Corticosteroid‐mediated modulation of carbachol responsiveness in CA1 pyramidal neurons: A voltage clamp analysis

Pyramidal neurons in the rat hippocampal CA1 area contain mineralocorticoid (MRs) and glucocorticoid (GRs) receptors for corticosterone. Previous current clamp experiments showed that depolarizations evoked by carbachol (1-3 mu M) depend on relative MR/GR occupation: carbachol responses are small with predominant MR-activation and larger when both receptor types are occupied.

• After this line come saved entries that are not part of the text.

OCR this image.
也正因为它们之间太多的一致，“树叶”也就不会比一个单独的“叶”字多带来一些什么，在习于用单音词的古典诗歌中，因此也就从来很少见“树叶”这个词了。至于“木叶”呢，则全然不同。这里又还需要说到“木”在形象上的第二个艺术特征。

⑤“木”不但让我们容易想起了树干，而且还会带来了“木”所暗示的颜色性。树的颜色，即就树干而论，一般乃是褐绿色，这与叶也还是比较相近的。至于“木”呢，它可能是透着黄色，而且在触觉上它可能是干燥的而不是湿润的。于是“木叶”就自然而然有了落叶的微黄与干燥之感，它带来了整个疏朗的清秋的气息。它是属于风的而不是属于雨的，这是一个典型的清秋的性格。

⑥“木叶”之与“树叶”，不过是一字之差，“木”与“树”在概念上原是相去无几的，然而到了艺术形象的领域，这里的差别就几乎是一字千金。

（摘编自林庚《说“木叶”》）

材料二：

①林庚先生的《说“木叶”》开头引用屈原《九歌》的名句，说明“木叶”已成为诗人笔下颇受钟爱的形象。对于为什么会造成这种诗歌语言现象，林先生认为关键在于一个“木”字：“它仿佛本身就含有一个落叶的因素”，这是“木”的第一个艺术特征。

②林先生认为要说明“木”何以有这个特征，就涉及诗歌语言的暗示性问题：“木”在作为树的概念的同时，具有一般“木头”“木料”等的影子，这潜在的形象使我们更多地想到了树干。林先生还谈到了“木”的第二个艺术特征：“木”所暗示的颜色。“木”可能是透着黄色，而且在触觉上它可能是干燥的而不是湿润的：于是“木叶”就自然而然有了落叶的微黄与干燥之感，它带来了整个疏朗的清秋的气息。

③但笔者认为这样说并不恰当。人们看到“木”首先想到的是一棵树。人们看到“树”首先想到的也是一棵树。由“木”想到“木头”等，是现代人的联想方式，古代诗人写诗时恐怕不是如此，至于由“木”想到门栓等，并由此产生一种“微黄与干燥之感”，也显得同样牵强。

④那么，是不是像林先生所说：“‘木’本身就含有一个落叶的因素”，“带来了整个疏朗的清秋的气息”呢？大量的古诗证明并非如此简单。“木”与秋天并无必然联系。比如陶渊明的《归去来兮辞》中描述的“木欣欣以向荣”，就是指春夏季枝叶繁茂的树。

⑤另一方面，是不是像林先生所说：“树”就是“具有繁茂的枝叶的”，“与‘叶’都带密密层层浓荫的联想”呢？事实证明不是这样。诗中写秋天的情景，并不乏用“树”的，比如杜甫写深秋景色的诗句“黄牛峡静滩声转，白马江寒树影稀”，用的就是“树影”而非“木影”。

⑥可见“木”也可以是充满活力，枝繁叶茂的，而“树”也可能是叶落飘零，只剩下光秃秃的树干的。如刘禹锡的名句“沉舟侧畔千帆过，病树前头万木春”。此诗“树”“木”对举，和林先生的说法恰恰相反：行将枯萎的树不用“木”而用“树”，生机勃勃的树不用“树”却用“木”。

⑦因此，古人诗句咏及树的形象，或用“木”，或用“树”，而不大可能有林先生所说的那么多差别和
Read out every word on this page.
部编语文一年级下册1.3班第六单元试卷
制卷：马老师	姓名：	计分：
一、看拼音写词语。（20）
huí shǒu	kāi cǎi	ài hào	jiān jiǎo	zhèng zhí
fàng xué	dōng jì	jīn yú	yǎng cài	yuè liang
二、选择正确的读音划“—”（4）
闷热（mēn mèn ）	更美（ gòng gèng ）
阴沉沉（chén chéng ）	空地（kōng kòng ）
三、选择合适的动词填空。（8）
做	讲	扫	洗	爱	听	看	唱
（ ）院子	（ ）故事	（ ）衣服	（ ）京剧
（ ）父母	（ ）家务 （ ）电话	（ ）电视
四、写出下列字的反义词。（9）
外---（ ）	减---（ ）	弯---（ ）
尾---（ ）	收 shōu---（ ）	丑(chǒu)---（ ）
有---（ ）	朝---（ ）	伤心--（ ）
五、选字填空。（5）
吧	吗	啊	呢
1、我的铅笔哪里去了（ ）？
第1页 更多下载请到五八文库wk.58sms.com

Multiple K-conductances underlie the carbachol-induced depolarization. In the present study we used the single electrode voltage clamp technique to examine which K-conductances modulated by carbachol are sensitive to corticosteroid treatment in vitro. We observed that 1 mu M carbachol significantly reduced the I-K,I-Leak while the I-M was hardly affected; carbachol effects on the I-K,I-Leak were significantly reduced under conditions of predominant MR activation compared to simultaneous activation of MRs and GRs. With a higher (10 mu M) carbachol dose, steroid modulation of the I-K,I-Leak showed a similar tendency. The amplitude of the I-M was largely reduced by 10 mu M carbachol but appeared to be not affected by steroid treatment. We conclude that the previously described suppression of the carbachol-induced depolarization with predominant activation MRs is caused by an attenuation of the carbachol action on the I-K,I-Leak. (C) 1995 Wiley-Liss, Inc.